Expedition Team: Nick Kelly, Jacque Kelly, Holly Eller, Dave Miller, Rosie Miller
Date: April 9, 2021
With a narrow valley, sheer cliffs and plunging waterfalls this park, located in southeast Indiana, was quite the challenge. This four hour, seven mile hike really wore me out. We packed a lunch and picnicked at the north gate area where we viewed beautiful Big Clifty Falls (Photo#2) with its majestic 60 foot drop. Nearby on the west ridge, Trail #8 took us south along this moderate trail parallel to Clifty Creek some 100+ feet below.
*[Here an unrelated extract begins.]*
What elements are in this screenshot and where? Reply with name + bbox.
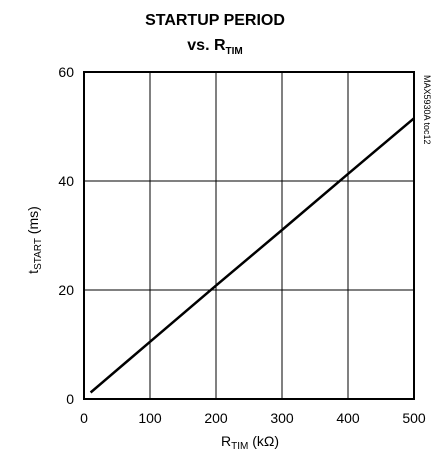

A little over two miles later we hiked switchbacks down to the creek where we encountered Trail #2. Trail #2 (Photo#3) is a very rugged two mile trail north which is impassable during high water as you actually walk in the creek or on the rocks beside the creek. It is slow going, tough but fun. We hiked a half mile then turned east on Trail #4 hiking up to Hoffman Falls. This was challenging as we climbed over small and large boulders (Photo#4) to pick out way up Hoffman Branch Creek to the falls. Nick showed his parkour balance (Photo#5) by walking across a fallen tree in front of the falls which had a 78 foot drop.
We hiked north on Trail #5, an energy draining climb for me, until the trail leveled off along the east ridge. We came to a former 1850’s Madison and Indianapolis Railroad tunnel sadly closest until May 1st to protect hibernating bats. Trail #5 led up to Tunnel Falls (Photo#6), a long 83 foot drop fed by Dean’s Branch. Photo#7 show remnants of the support structures for a former railroad bridge that spanned the valley.
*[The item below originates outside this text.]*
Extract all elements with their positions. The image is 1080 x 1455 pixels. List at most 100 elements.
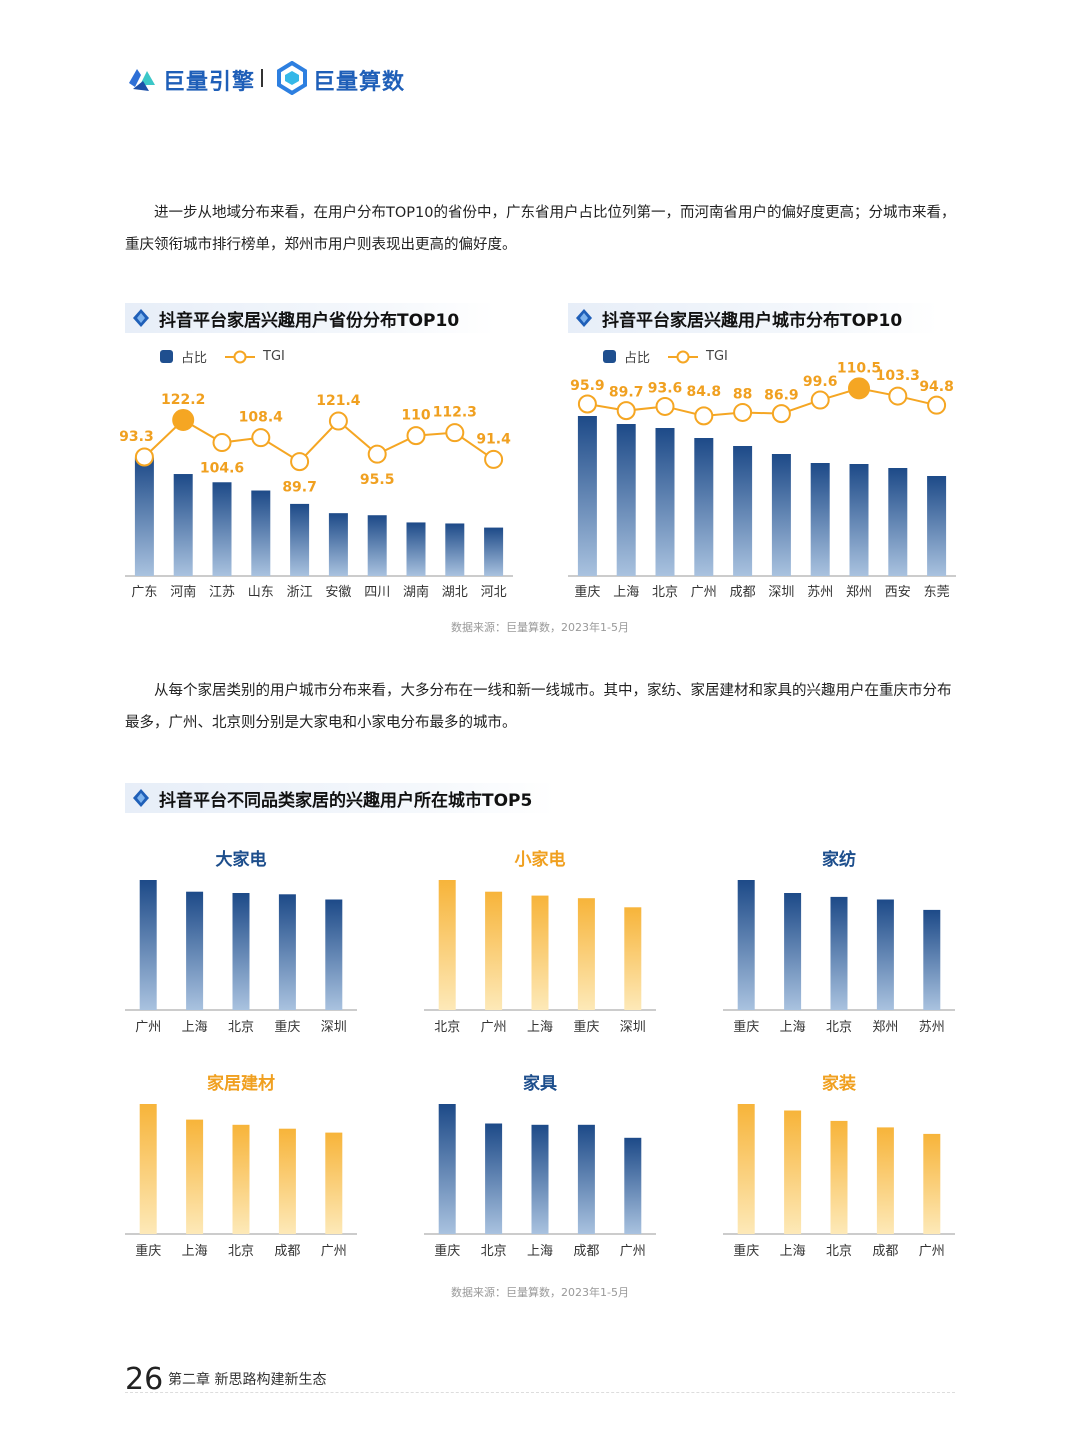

Using the park road to circumvent the falls, we hopped back on moderately rugged Trail#6 & #7 to descend back down the ridge past Lookout Point toward our fourth and final waterfall, Little Clifty Falls (photo#8), viewing it’s 60 foot plunge. If you like trail diversity (ridges & valleys), a challenging workout but beautiful views, meandering stream with rock fossils and many waterfalls then this is the park for you.
I look forward to return with flashlights and hike through the dark railroad tunnel trail. A mile from the south park entrance is the quaint, picturesque river town of Madison on the banks of the Ohio River. Founded in 1809, Madison was an active steamboat port and was home to Indiana’s first railroad. We relaxed and enjoyed supper outside at The Downtowner Restaurant where I enjoyed a reuben sandwich and hot chicken, rice & veggies soup at very reasonable prices. After grabbing ice cream at a nearby shop we walked down to the riverbank (Photo#9) enjoying the historic atmosphere of the river town.